Saturday, August 13, 2011

prosciutto wrapped ogen melons


As second year medical students, we plan and execute a retreat for the incoming class. Our beloved professors (that we can now appreciate more genuinely since we passed their class) give opening speeches to really rev up the new students for their first year…or rather emotionally prepare them for the tidal wave ahead. As I was sitting there listening to these speeches, my heart was heavy with an intense gratitude, and a single thought replayed in my head: thank God I am not a first-year! I do believe that was the hardest year of my life thus far and I am wonderfully and fearfully grateful that it is over. Time passed so quickly since last year when I was sitting at retreat listening to those same professors give those same speeches. Without the nervous angst clouding my brain this time around, I was actually able to hear the words the professors were saying. Here are a few ideas they touched on to ready the mind for yet another year of this whirlwind.

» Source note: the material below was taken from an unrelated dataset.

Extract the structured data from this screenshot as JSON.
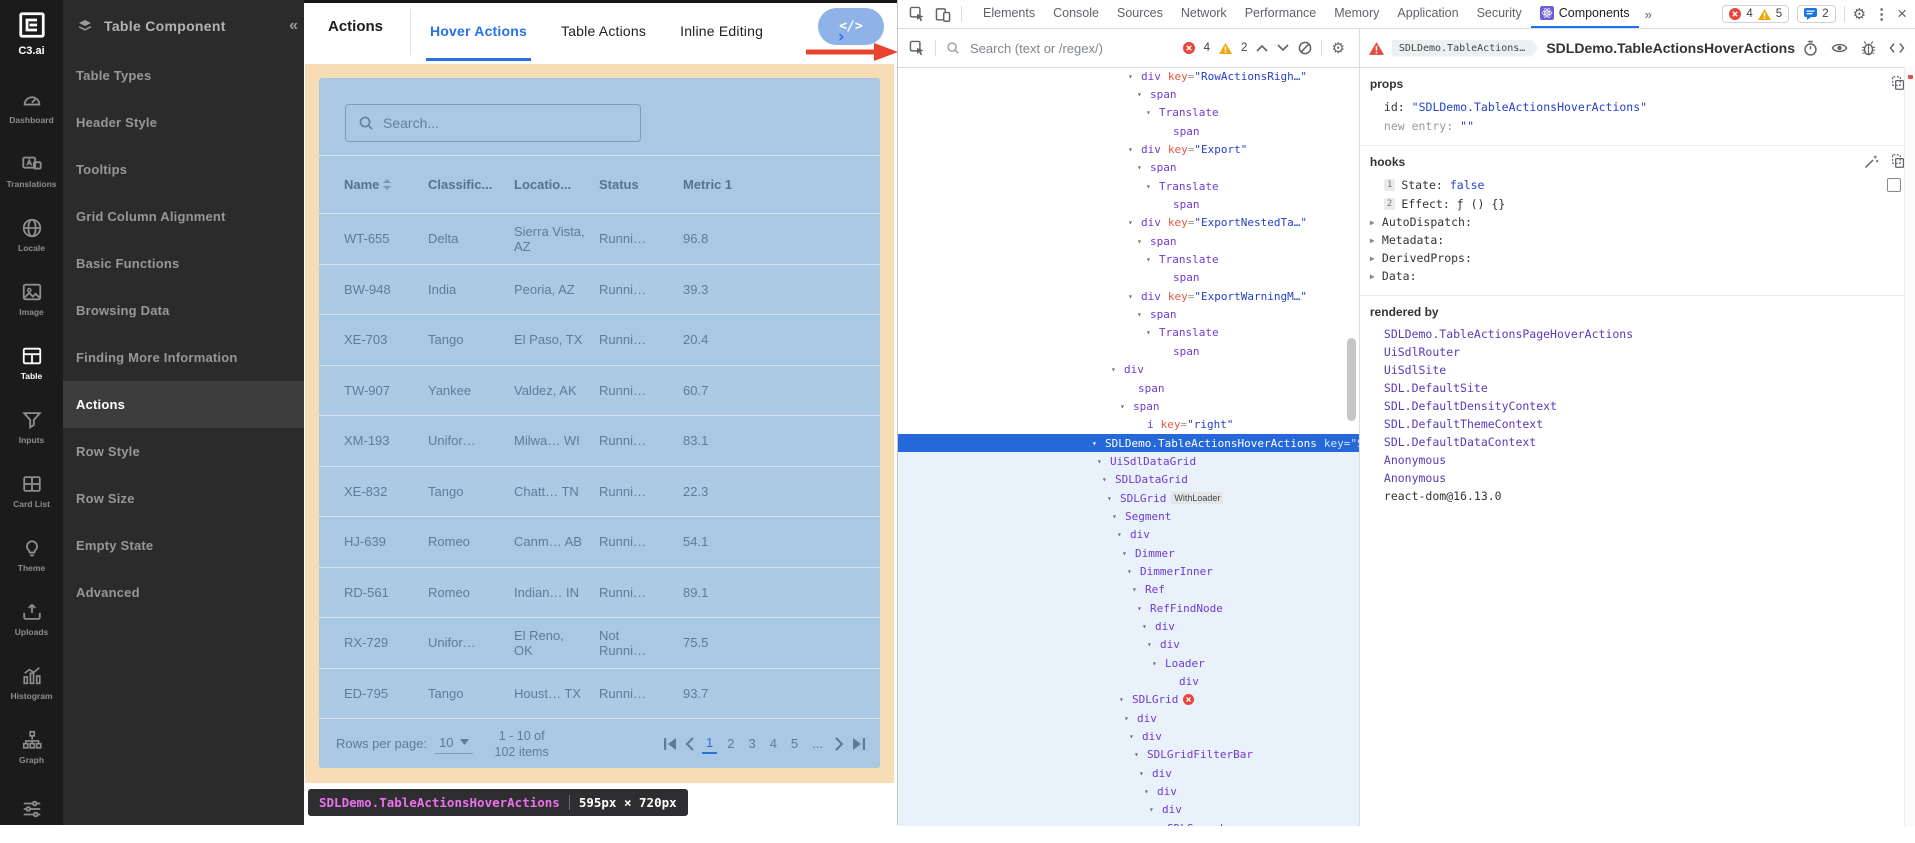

Humility: the notion of who you serve. As a Christian, I serve a big God. One that I both expect and fear will use me. I recognize my minute role in His overall intentions with this world, but I do hope to play that minute role well. Medical school humbled me a few times last year (and I expect this humbling will continue) but the humility I now think of hinges more upon the idea of one’s stature in comparison to another. My posture before God, the highest and grandest, is naturally one of humility. I can adopt no other status besides his lowly servant. But I covet no other status more proudly.

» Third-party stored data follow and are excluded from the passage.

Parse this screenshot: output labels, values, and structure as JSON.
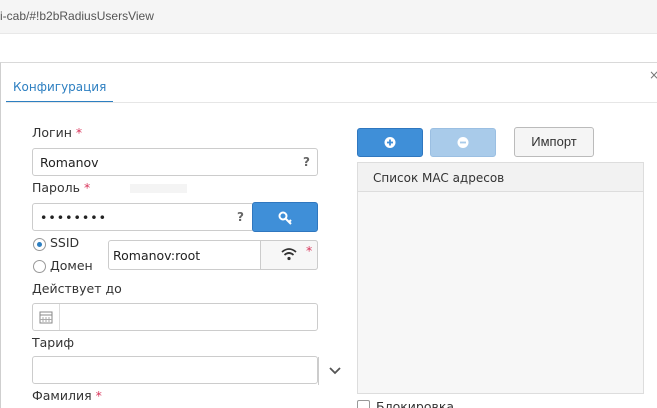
{
  "browser": {
    "url_fragment": "i-cab/#!b2bRadiusUsersView"
  },
  "dialog": {
    "tab_label": "Конфигурация",
    "close_glyph": "×"
  },
  "form": {
    "login_label": "Логин",
    "login_value": "Romanov",
    "password_label": "Пароль",
    "password_value": "••••••••",
    "required_mark": "*",
    "help_glyph": "?",
    "ssid_label": "SSID",
    "domain_label": "Домен",
    "ssid_mode": "SSID",
    "ssid_value": "Romanov:root",
    "valid_until_label": "Действует до",
    "valid_until_value": "",
    "tariff_label": "Тариф",
    "tariff_value": "",
    "surname_label": "Фамилия"
  },
  "mac": {
    "import_label": "Импорт",
    "list_header": "Список MAC адресов",
    "block_label": "Блокировка"
  },
  "icons": {
    "add": "plus-circle-icon",
    "remove": "minus-circle-icon",
    "key": "key-icon",
    "wifi": "wifi-icon",
    "calendar": "calendar-icon",
    "chevron": "chevron-down-icon"
  },
  "colors": {
    "accent": "#2d7fc1",
    "primary_button": "#3f8fd8",
    "disabled_button": "#a9cbea",
    "required": "#d9345a"
  }
}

Mojo: that which is best in you that shows on the outside. Busy lives often mask the best inside of us due to the tough resolve our daily tasks demand. Last year, I more often than not silenced my inner desires to spend a little time with a friend or do something special for Ben. I am embarrassed to say that my once-servant-like-heart was buried under books until it hurt a little. These little decisions not to volunteer my precious time became a habit of self-focus. Yes, medical school often requires this sequestering of self in order for effective studying, but I still need to make more of an effort to love on others more frequently and intentionally. Most people we run into on a daily basis only see our exterior: our body language and tone of voice, how we interact with others, etc. I suppose the goal would be to cultivate a sound and happy inner self to a degree that it overflows to our exterior, with the result that our “mojo” is something positive to anyone we encounter.

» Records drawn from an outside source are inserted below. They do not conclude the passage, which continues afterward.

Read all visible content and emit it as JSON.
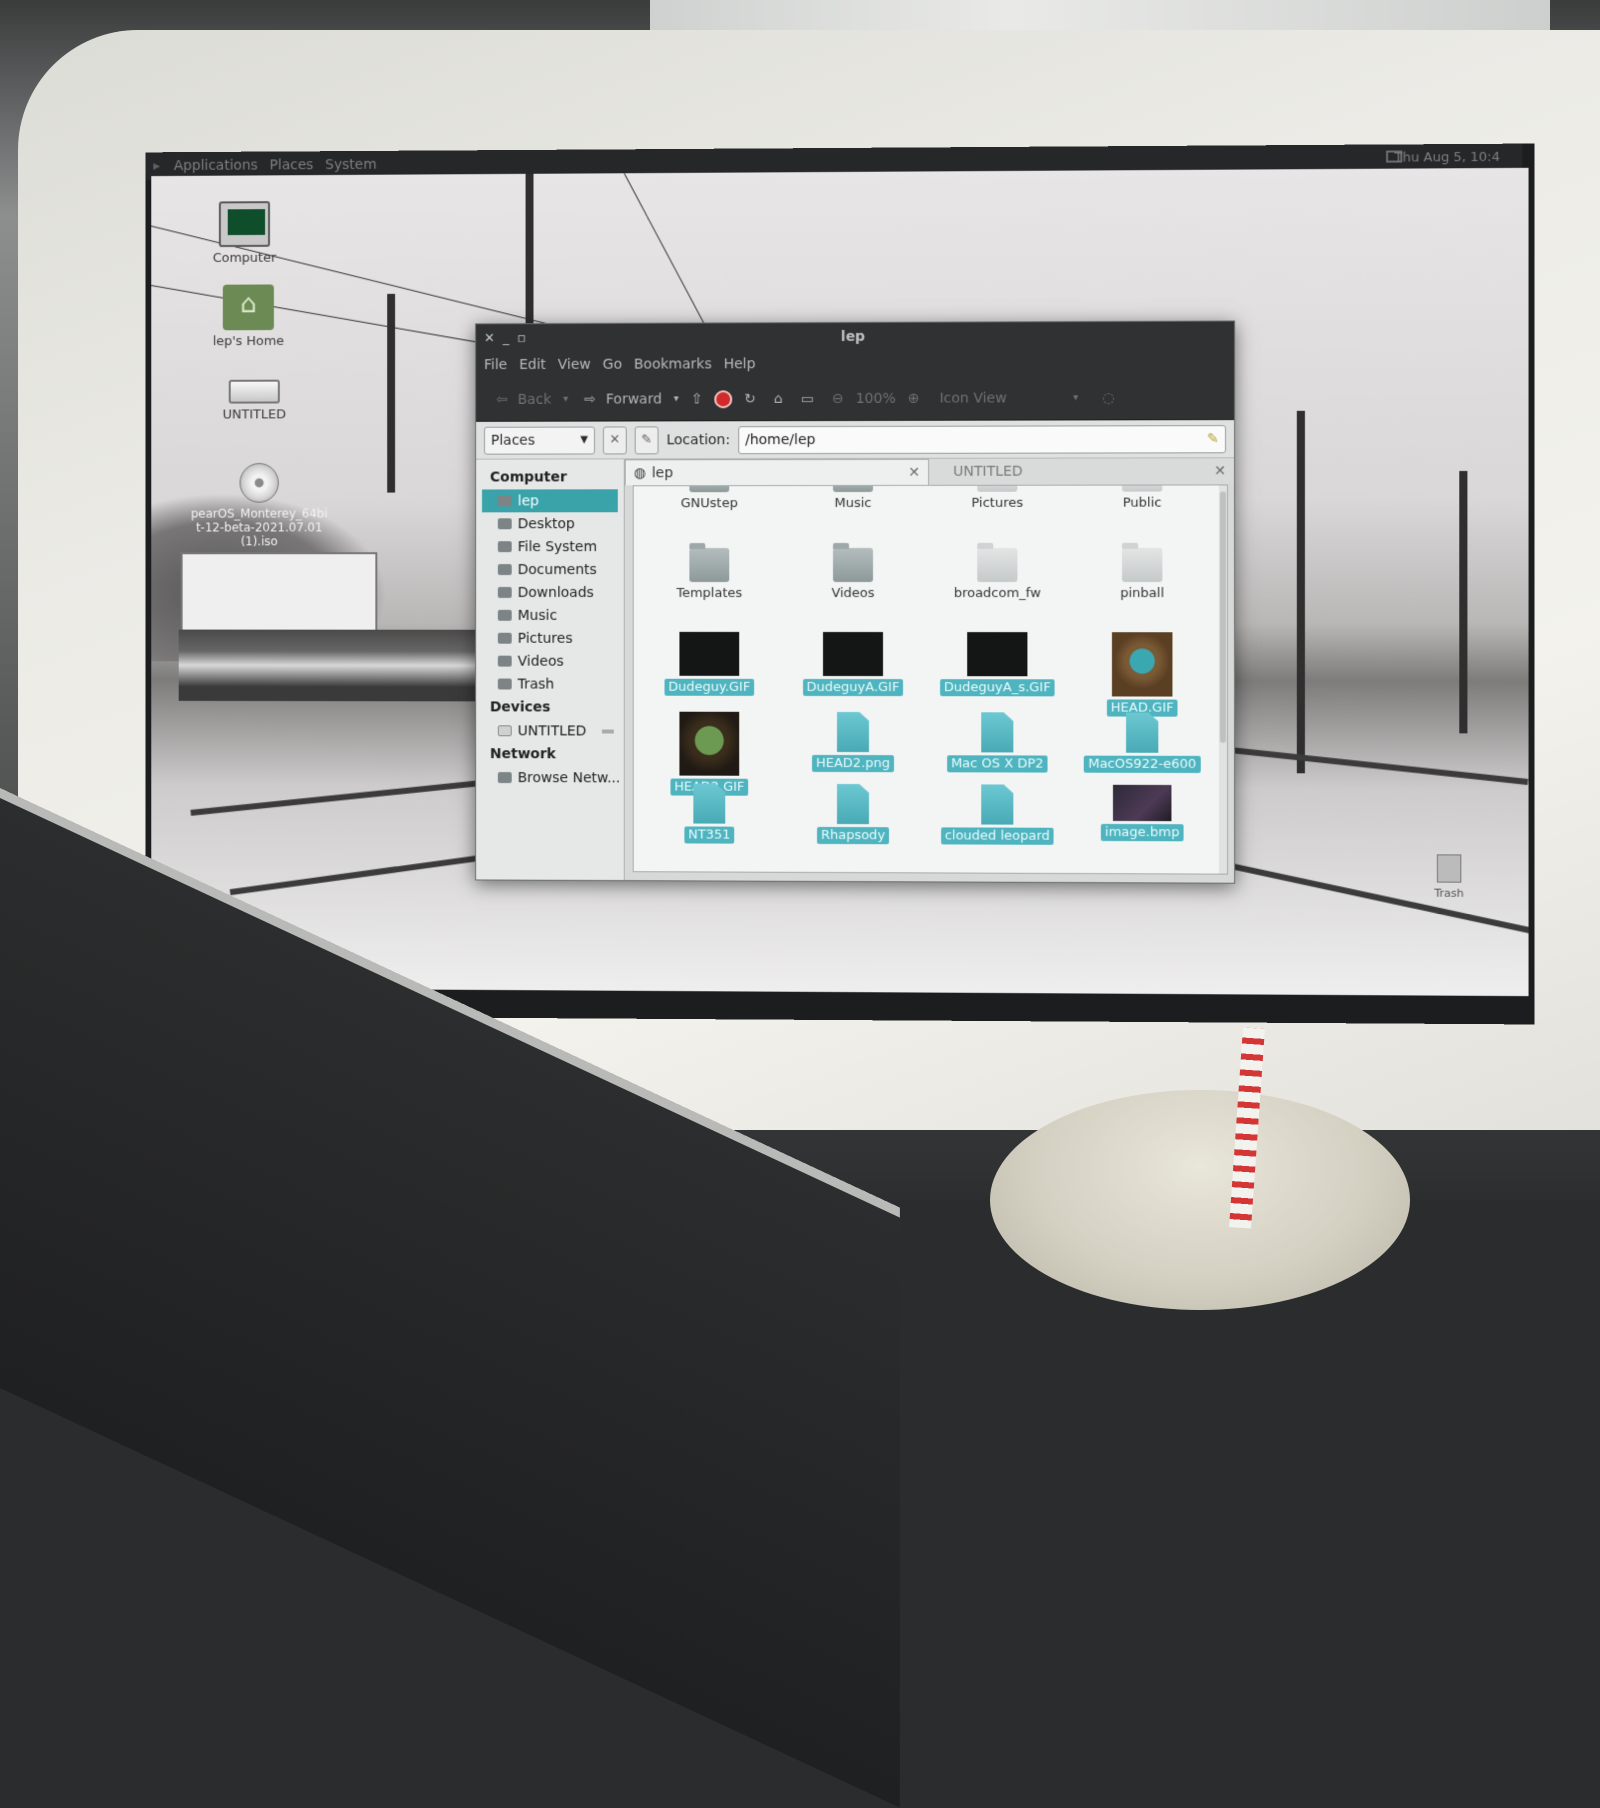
{
  "panel": {
    "menus": [
      "Applications",
      "Places",
      "System"
    ],
    "clock": "Thu Aug 5, 10:4"
  },
  "desktop_icons": [
    {
      "label": "Computer",
      "icon": "computer-icon"
    },
    {
      "label": "lep's Home",
      "icon": "home-folder-icon"
    },
    {
      "label": "UNTITLED",
      "icon": "drive-icon"
    },
    {
      "label": "pearOS_Monterey_64bit-12-beta-2021.07.01(1).iso",
      "icon": "disc-image-icon"
    },
    {
      "label": "Trash",
      "icon": "trash-icon"
    }
  ],
  "window": {
    "title": "lep",
    "menu": [
      "File",
      "Edit",
      "View",
      "Go",
      "Bookmarks",
      "Help"
    ],
    "toolbar": {
      "back": "Back",
      "forward": "Forward",
      "zoom": "100%",
      "view_mode": "Icon View"
    },
    "sidebar_select": "Places",
    "location_label": "Location:",
    "location_value": "/home/lep",
    "sidebar": {
      "computer_heading": "Computer",
      "computer_items": [
        "lep",
        "Desktop",
        "File System",
        "Documents",
        "Downloads",
        "Music",
        "Pictures",
        "Videos",
        "Trash"
      ],
      "devices_heading": "Devices",
      "devices_items": [
        "UNTITLED"
      ],
      "network_heading": "Network",
      "network_items": [
        "Browse Netw..."
      ]
    },
    "tabs": [
      {
        "label": "lep",
        "active": true
      },
      {
        "label": "UNTITLED",
        "active": false
      }
    ],
    "files": [
      {
        "name": "GNUstep",
        "kind": "folder"
      },
      {
        "name": "Music",
        "kind": "folder"
      },
      {
        "name": "Pictures",
        "kind": "folder"
      },
      {
        "name": "Public",
        "kind": "folder"
      },
      {
        "name": "Templates",
        "kind": "folder"
      },
      {
        "name": "Videos",
        "kind": "folder"
      },
      {
        "name": "broadcom_fw",
        "kind": "folder"
      },
      {
        "name": "pinball",
        "kind": "folder"
      },
      {
        "name": "Dudeguy.GIF",
        "kind": "image-dark"
      },
      {
        "name": "DudeguyA.GIF",
        "kind": "image-dark"
      },
      {
        "name": "DudeguyA_s.GIF",
        "kind": "image-dark"
      },
      {
        "name": "HEAD.GIF",
        "kind": "image-face2"
      },
      {
        "name": "HEAD2.GIF",
        "kind": "image-face"
      },
      {
        "name": "HEAD2.png",
        "kind": "document"
      },
      {
        "name": "Mac OS X DP2",
        "kind": "document"
      },
      {
        "name": "MacOS922-e600",
        "kind": "document"
      },
      {
        "name": "NT351",
        "kind": "document"
      },
      {
        "name": "Rhapsody",
        "kind": "document"
      },
      {
        "name": "clouded leopard",
        "kind": "document"
      },
      {
        "name": "image.bmp",
        "kind": "image-bmp"
      }
    ]
  }
}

The Ogen melon is an Isreali variety (kind of like honeydew or cantaloupe). I met a little man at the Farmer’s Market selling these beauties. His warm eyes and genuine smile showed me how truly exited he was about his produce! After he told me all about the sweet taste and heirloom seeds (in his Rhodesian accent), I just had to buy one. Wrapping melon in prosciutto balances salty and sweet and makes for a super easy appetizer.

1 comment:

  1. Well said (or written:), sister! Your future patients will seriously be blessed to have you as their doctor. I love you and I'm thankful for you!